2007/8/3, Bob Hutchison <hutch / recursive.ca>:
> Hi,
>
> Does anyone know of a fast implementation of the XML escape method
> (the one that converts '"<>& to &quot; etc.)?
>
> I did some benchmarking on one of my applications and the
> implementation I have, which I thought was okay -- simple minded for
> sure, but okay -- turns out to be a bottle neck in certain operations.
>
> I used ruby-prof with a simple test, running over a 400 character
> string 50,000 times or so.
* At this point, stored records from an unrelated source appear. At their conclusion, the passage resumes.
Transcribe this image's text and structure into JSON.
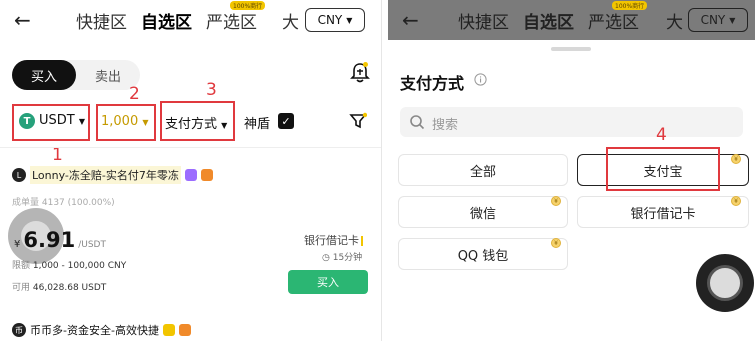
{
  "left": {
    "topbar": {
      "tabs": [
        "快捷区",
        "自选区",
        "严选区"
      ],
      "tab_badge": "100%商行",
      "big_label": "大",
      "currency": "CNY"
    },
    "trade_toggle": {
      "buy": "买入",
      "sell": "卖出"
    },
    "filters": {
      "asset": "USDT",
      "amount": "1,000",
      "payment": "支付方式",
      "shield": "神盾",
      "checkbox_mark": "✓"
    },
    "annotations": [
      "1",
      "2",
      "3"
    ],
    "listing": {
      "merchant_name": "Lonny-冻全赔-实名付7年零冻",
      "stats": "成单量 4137 (100.00%)",
      "price_symbol": "¥",
      "price": "6.91",
      "price_unit": "/USDT",
      "limit_label": "限额",
      "limit_value": "1,000 - 100,000 CNY",
      "avail_label": "可用",
      "avail_value": "46,028.68 USDT",
      "payment_method": "银行借记卡",
      "time": "15分钟",
      "buy_button": "买入"
    },
    "listing2": {
      "merchant_name": "币币多-资金安全-高效快捷"
    }
  },
  "right": {
    "sheet_title": "支付方式",
    "search_placeholder": "搜索",
    "payments": [
      "全部",
      "支付宝",
      "微信",
      "银行借记卡",
      "QQ 钱包"
    ],
    "annotation": "4"
  },
  "colors": {
    "annotation_red": "#e0393e",
    "buy_green": "#2bb673",
    "amount_gold": "#c59a00"
  }
}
Running the profiler on version0 (below)
> took 1.39 seconds.
>
> def version0(input)
>    # all kinds of other processing of input simulated by the input.dup
>    result = input.dup
>
>    return result
> end
>
> The original simple minded way was, under ruby-prof ran in 8.74 seconds:
>
> def version1(input)
>    # all kinds of other processing of input simulated by the input.dup
>    result = input.dup
>
>    result.gsub!("&", "&amp;")
>    result.gsub!("<", "&lt;")
>    result.gsub!(">", "&gt;")
>    result.gsub!("'", "&apos;")
>    result.gsub!("\"", "&quot;")
>
>    return result
> end
>
> The best I've come up with so far is, under ruby-prof ran in 3.33:
>
> def version2(input)
>    # all kinds of other processing of input simulated by the input.dup
>    result = input.dup
>
>    result.gsub!(/[&<>'"]/) do | match |
>      case match
>      when '&' then return '&amp;'
>      when '<' then return '&lt;'
>      when '>' then return '&gt;'
>      when "'" then return '&apos;'
>      when '"' then return '&quote;'
>      end
>    end
>
>    return result
> end
>
> After accounting for overhead, 3.8 times faster is good, I'd like it
> faster still. BTW, gsub is only marginally slower that gsub! I've
> tried using simple iteration, gsub with a hash to avoid the case, and
> variations, all slower to a lot slower than version 1, nothing really
> near version2 (which really was the first variation I tried).
>
> Any ideas?

You are on the right track. There is just one thing to improve: get
rid of "case":

class Converter
  MAP = {
    "&" => "&amp;",
# ...
  }

  def self.convert(s)
    s.gsub(/[&<>'"]/) do |m|
      MAP[m] || "ERROR"
    end
  end
end

Also, I believe x.dup.gsub! is less efficient than doing just a single x.gsub.

Kind regards

robert